Edam Triffet from Windemere Interiors says colour is the most important aspect when it comes to creating a blissful bedroom. "Ensure the colour in your bedroom is restful and not too stimulating. Blues are considered calming while reds and purples incite passion. The vibrancy of the colour and not the colour itself is the key factor, so while yellow is considered a stimulating colour, a pale lemon would be much more tranquil than a canary yellow," says Edam. A safe option is to use neutral colours such as cream and taupe, and use accent colours in soft furnishings such as cushions and quilt covers.
Lighting is also an important factor in the bedroom, particularly if you are a light sleeper. Ensure you have good control over both natural lighting and electric lighting. Dimmer switches for main lighting will give you great control over the general lighting of the room, or consider using lamps for subtle ambient lighting and function lighting such as reading.
To control natural lighting, the latest technique is to have a double curtain track, with a blockout fabric at the back and sheer fabric at the front. This gives you the option for full blockout if you are trying to sleep, or the sheer curtains durig the day to allow some light in but still maintain privacy.
Edam's top tip for a blissful bedroom is not to skimp on linen and matresses. "You spend almost half your life in bed so quality sheets and a good matress are an investment."
Thursday, 1 September 2011
Study nooks are becoming increasingly popular and can make great use of otherwise unused space.
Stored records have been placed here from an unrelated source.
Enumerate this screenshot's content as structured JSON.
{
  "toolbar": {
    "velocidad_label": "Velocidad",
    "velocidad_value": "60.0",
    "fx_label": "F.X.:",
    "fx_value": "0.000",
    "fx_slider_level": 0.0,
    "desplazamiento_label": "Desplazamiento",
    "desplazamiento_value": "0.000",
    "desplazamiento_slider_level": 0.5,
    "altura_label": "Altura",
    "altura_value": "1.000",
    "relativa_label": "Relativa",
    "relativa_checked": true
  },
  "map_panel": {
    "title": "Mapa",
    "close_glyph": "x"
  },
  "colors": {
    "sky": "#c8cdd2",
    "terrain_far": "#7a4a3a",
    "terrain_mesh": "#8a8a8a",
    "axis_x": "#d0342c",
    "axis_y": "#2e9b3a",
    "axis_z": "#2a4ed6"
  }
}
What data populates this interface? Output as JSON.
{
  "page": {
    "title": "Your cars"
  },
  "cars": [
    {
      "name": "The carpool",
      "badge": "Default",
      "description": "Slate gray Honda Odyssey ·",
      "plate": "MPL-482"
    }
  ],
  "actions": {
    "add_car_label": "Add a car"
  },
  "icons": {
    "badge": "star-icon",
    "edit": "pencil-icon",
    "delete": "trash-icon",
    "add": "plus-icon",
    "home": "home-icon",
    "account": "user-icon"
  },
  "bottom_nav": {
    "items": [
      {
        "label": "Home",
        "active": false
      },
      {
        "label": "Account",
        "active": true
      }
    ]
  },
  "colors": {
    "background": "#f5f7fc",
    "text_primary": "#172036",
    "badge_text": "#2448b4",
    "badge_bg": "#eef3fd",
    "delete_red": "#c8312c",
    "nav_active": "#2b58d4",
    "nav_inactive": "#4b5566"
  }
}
Under stairs, in hallways and on landings are just a few clever places for them.
Increasingly though, study nooks are created as an important part of the overall design, sometimes replacing full size studies by clever use of cabinetry.
Study nooks have become very popular as the laptop replaces the PC. With the compact size of laptops, the space needed to house them has become smaller so a nook is a sufficient size space," she said, "built in cabinetry will also maximise the use of the smaller space.
When designing a study nook, it's important to consider storage, lighting and power. Designing storage for books, files, stationary and electronic items like printers will keep the area neat and tidy. Built in cabinetry such as shelving, filing cabinets, bins and drawers, particularly if it's built to the ceiling and the floor will provide maximum storage.
Lighting is a very important aspect of a study nook and should be considered in the design stage. Lighting can be built into shelving to keep cords out of the way and even if you use desk lamps, ensure there are powerpoints, ethernet ports and phone points.
All this will keep your study nook practical and functional and looking neat and tidy, or doors can perhaps hide the all the mess away.